Collected Short Fiction, page 190
“As a tearful old medicine man once said to Carl Jung,” White said, as if he were remembering, “we might find ourselves without dreams.”
“We are not so naive,” MacDonald said. “We know that there are other intelligent beings in the universe; we know that they will be different from us and at least some of us hunger for the exchange. Our dreams are of spaceflight and alien contact—an entire literature has developed it, and our myths reinforce it with their flying saucers and visitations. We have been listening now for fifty years and people are prepared to hear something. They are psychologically ready for contact. Now they know we have been contacted. They have heard the voices and they have seen one version of the message—”
John opened the door again. “More information coming in, Mr. President.”
MacDonald looked at White. White nodded and MacDonald pressed a button.
The first scene showed police battling a mob outside the Solitarian Temple. Stains could be seen on the streets when the conflict swirled an opening into view. Bodies could be seen, too, and some of the bodies wore uniforms. Men and women were streaming out of the cathedral, trying to get through the battle—or join it.
MacDonald turned up the sound. The conflict rumbled like distant thunder.
The second scene revealed a smaller mob in the street in front of a neo-classical building; around it, like a moat, a reflecting pool kept the mob at a distance. But there were shouts in a language other than English and raised fists.
The third, fourth and fifth scenes were similar—the only variations were the architectural styles of the buildings, the color and dress of the mob and the language of the shouts.
The sixth scene showed a group of people, men, women, and children, gathered on a dark hilltop around a man in dark robes. They were looking up at the stars in silence.
The seventh scene revealed something fleshy, bloody and visceral spread out on pavement like an abstract painting. The view tilted up the side of the building until it reached the distant concrete peak.
The eighth scene showed ambulances pulling up to a hospital emergency entrance.
The ninth scene was a morgue.
The tenth scene revealed an impenetrable traffic snarl as cars and copters tried to leave a city.
What would John be like in the kind of world White knew, the kind of world that existed out there? John had not been exposed to mob passions, violence, ignorance and prejudice. White had wanted to spare his son the kind of hurt that he had felt, the kind of bitterness that even now twisted his guts in secret sorrow. His actions had not been a kindness, but rather a mistaken sentimentality that was now turning on him. Even the basic political facts, the kinds of bargaining and trades that politics forced on a man, he had shielded John from; he had not wanted his son to be touched by that kind of pitch. Or was it that he did not want his son to know what made his father’s skin black?

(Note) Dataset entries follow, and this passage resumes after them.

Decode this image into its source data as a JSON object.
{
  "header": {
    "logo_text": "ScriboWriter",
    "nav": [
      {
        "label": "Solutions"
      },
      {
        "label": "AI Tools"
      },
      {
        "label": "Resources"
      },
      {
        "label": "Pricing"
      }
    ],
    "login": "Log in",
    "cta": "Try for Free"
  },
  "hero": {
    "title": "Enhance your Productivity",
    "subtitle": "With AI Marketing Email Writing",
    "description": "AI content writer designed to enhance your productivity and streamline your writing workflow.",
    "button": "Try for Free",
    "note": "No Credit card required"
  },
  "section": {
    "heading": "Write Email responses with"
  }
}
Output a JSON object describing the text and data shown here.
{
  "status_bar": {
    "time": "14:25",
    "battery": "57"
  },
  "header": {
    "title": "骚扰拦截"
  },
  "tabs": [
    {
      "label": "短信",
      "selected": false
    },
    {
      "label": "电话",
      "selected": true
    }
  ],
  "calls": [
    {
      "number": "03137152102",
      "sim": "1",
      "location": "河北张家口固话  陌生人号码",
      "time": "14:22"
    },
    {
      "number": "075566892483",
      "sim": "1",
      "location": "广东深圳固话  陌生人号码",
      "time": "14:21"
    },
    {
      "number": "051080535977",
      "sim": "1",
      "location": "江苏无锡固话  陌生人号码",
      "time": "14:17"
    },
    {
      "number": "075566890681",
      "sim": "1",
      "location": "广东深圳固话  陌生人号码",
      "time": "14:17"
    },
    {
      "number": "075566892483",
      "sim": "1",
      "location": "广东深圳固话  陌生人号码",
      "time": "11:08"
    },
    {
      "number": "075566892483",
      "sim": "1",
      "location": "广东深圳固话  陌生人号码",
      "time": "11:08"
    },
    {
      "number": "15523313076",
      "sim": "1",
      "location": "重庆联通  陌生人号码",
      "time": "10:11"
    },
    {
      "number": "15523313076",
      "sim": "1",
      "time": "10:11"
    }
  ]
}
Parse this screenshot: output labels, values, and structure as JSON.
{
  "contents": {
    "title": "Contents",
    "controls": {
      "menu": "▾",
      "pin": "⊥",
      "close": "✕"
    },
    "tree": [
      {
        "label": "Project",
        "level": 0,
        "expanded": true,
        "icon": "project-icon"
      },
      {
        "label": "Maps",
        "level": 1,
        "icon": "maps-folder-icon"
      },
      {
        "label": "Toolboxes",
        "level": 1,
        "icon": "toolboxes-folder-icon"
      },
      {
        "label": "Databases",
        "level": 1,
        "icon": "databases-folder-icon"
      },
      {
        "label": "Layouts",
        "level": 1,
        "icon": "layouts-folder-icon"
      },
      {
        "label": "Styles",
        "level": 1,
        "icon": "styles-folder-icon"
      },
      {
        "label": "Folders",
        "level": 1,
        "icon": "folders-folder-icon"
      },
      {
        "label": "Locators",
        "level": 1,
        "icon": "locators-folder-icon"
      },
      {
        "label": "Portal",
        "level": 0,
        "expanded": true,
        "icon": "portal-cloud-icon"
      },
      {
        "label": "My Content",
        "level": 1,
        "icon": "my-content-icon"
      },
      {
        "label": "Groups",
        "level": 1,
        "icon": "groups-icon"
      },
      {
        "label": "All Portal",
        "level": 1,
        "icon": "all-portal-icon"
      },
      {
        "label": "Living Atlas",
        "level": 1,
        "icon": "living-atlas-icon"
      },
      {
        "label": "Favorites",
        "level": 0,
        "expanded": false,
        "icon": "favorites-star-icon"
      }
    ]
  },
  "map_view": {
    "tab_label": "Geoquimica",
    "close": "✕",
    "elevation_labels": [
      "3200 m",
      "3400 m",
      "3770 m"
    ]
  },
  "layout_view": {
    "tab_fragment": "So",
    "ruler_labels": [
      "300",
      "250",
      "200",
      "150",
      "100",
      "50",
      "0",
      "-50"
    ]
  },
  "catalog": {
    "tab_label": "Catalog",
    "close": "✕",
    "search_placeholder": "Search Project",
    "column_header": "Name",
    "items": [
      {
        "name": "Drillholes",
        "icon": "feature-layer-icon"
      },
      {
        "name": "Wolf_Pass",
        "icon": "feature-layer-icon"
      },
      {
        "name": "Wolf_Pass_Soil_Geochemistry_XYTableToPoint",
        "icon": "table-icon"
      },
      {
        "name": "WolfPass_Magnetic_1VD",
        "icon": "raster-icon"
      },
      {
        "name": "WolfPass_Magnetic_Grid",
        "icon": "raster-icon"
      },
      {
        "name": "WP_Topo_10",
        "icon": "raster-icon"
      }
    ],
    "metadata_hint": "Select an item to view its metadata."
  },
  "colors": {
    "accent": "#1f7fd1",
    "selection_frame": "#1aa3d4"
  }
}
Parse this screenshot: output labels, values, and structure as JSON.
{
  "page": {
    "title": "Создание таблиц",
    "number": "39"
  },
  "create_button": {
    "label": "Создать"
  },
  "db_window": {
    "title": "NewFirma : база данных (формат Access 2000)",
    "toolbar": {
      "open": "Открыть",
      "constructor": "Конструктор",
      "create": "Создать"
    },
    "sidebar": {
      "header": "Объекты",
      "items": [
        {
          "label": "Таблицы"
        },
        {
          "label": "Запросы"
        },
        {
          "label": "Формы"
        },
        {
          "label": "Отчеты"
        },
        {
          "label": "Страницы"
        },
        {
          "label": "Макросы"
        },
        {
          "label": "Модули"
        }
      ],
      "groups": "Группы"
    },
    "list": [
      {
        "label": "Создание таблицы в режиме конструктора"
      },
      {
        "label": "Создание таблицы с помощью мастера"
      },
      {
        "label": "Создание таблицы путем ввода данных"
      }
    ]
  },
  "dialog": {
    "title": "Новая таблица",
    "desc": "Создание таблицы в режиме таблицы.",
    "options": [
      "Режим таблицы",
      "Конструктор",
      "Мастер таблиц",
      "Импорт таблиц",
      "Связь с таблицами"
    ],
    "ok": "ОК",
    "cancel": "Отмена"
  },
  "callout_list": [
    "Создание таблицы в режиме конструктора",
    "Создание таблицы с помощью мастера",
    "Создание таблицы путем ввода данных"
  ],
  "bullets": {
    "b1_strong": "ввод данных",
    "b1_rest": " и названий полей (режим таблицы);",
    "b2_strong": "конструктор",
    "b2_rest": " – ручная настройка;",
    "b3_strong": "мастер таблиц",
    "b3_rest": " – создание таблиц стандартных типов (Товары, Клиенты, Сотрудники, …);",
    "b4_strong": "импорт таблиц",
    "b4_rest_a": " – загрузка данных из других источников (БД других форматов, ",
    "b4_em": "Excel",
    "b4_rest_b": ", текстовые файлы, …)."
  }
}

To be black—and without a son?
“THEY don’t understand,” MacDonald said. “They’re reacting out of fear.”
White took a deep breath. It was a habit when he was forced to make a decision, as if he could draw in the situation and force it down to where his decisions were made. Soon he would have to make a statement, commit himself in a way he could never review, unleash forces he could never recall.
“It seems,” he said quietly, “like the start of something—religious riots, perhaps, even a religious war—or the end of something.”
“People are reacting to lack of information,” MacDonald said. “Let us communicate with them. People are uncertain. An official announcement and a planned campaign of information about the Project and the message and the answer—”
“Might ease the fears,” White said, “or reinforce them.”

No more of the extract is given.